Be more proactive. Follow more advice. I have been lucky enough to drift into pretty good situations, even out of college. Sometimes I wonder if I had been more persistent, could I have been a fancy modern Mad Men style executive? If I had followed advice to concentrate on informational graphics would I be renowned or famous? Or unemployed?

I do believe, though, in not having too many regrets or dwelling on what could have been. Maybe I don’t learn any lessons with that philosophy, but I am where I am because I did what I did. And try to be okay with that.

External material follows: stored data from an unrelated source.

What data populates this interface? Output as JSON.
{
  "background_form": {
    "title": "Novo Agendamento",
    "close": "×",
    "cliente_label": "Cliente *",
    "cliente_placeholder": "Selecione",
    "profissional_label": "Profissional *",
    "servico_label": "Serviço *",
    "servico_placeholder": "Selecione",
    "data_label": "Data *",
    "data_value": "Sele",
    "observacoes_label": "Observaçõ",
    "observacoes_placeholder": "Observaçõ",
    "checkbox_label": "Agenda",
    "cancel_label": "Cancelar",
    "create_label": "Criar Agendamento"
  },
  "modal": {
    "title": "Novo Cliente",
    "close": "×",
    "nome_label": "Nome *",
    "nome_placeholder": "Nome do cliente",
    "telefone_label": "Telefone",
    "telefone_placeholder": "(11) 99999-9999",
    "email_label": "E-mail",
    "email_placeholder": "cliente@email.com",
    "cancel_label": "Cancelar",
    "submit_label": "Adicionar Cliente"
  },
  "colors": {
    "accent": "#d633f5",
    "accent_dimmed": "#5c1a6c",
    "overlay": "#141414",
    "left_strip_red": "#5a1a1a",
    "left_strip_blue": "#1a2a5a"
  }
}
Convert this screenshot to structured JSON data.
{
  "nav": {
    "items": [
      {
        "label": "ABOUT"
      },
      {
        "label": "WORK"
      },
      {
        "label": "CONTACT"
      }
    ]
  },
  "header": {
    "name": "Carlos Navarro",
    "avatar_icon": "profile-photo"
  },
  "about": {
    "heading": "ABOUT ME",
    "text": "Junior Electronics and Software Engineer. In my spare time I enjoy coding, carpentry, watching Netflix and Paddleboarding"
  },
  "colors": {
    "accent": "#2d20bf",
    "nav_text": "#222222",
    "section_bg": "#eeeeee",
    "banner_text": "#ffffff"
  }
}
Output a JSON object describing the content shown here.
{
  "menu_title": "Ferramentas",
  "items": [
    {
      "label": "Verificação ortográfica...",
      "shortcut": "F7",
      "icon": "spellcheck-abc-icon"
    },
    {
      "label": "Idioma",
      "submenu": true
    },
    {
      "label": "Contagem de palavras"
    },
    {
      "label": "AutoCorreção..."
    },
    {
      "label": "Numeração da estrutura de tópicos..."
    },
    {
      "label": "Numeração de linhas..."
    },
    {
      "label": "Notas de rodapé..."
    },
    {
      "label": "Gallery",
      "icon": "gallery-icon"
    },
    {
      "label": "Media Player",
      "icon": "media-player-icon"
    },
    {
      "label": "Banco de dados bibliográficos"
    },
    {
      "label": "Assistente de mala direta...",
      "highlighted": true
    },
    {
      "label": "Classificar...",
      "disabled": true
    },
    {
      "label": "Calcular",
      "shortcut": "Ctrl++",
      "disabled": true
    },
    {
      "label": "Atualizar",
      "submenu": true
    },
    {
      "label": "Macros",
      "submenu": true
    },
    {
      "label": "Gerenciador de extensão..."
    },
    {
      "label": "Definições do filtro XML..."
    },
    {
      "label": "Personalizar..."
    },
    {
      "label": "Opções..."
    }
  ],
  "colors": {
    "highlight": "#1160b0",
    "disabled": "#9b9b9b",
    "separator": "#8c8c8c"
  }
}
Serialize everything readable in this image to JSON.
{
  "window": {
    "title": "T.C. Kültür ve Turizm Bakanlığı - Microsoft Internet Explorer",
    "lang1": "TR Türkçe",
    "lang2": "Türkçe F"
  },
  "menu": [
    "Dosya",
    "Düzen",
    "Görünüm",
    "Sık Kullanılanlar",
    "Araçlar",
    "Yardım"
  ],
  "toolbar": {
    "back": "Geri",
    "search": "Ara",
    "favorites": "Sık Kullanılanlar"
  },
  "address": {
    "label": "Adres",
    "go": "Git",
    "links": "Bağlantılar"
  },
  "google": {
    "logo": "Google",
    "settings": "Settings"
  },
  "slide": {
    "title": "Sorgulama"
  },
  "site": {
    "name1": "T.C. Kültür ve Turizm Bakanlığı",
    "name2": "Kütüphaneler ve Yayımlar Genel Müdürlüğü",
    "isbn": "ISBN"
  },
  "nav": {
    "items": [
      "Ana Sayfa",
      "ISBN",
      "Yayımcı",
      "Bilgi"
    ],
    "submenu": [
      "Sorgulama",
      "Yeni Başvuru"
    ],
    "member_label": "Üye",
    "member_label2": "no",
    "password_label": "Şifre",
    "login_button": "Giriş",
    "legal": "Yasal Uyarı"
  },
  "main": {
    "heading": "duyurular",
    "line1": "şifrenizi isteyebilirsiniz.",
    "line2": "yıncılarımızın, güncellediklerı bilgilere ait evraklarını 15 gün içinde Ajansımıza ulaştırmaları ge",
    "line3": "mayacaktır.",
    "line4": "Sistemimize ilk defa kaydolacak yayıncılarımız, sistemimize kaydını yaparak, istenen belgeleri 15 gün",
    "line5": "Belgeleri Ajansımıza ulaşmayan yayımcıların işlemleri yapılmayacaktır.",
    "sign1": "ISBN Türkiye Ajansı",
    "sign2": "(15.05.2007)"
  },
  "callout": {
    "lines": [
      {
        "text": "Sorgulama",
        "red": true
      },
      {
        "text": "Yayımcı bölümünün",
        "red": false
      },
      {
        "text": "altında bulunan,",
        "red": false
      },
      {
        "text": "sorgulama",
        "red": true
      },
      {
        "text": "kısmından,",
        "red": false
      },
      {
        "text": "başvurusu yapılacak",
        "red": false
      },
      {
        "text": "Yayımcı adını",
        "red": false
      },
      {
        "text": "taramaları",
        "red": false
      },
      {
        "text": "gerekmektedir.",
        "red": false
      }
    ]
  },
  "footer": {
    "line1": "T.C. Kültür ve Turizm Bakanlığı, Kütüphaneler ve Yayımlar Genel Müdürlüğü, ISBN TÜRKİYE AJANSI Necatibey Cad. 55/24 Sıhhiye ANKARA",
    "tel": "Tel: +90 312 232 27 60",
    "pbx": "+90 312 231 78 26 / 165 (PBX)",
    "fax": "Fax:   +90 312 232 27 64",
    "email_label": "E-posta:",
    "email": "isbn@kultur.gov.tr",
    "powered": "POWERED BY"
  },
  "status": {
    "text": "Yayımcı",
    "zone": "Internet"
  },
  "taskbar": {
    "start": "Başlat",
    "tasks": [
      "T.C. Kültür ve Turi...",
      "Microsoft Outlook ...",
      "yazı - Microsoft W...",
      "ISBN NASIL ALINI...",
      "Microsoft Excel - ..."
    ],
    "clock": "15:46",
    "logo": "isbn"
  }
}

What would you say are the top three skills needed to be a successful entrepreneur?
Not successful yet, but — and this is just for me — I think I will need to be able to manage my own time, do things I’m afraid of or uncomfortable with and be open-minded.

What have been some of your failures, and what have you learned from them?
Hard to say yet what my failures are or aren’t in my HepCatz venture. Right now, a big failure is choosing to play online games rather than pushing on with a Facebook post. Also, not believing in myself. Don’t know what I’ve learned yet. Ask me again in a year.

How long do you stick with an idea before giving up?
Well, so far about six months.

How many hours do you work a day on average?
While I am working full time, about 12 hours, five days a week. But that includes travel time. I work at least a couple of hours on the business nearly every.

Describe/outline your typical day.
Get up, plan what I’m going to do. This is important, because I tend to drift without a plan. At this point, it’s not so critical to get everything done on the list, but I need a guide. I try to get in doing a little artwork. Go to the WVSU Economic Development Center. It’s hard to say. I don’t really have a typical day yet.

How has being an entrepreneur affected your family life?
The cats are ticked. But they’re mollified by the hope of better kibble.

What motivates you?
A desperate, deeply-ingrained need to succeed. And a need to draw, and the pleasure both give me. I also like to please people and make them happy with what I do, and if I’m successful, be able to make the world better in what small ways I can.

Brenda Pinnell is the 2013 Community Newspaper Holdings, Inc., Graphic Designer of the Year and a Tamarack juried artist at Tamarack in Beckley, W.Va.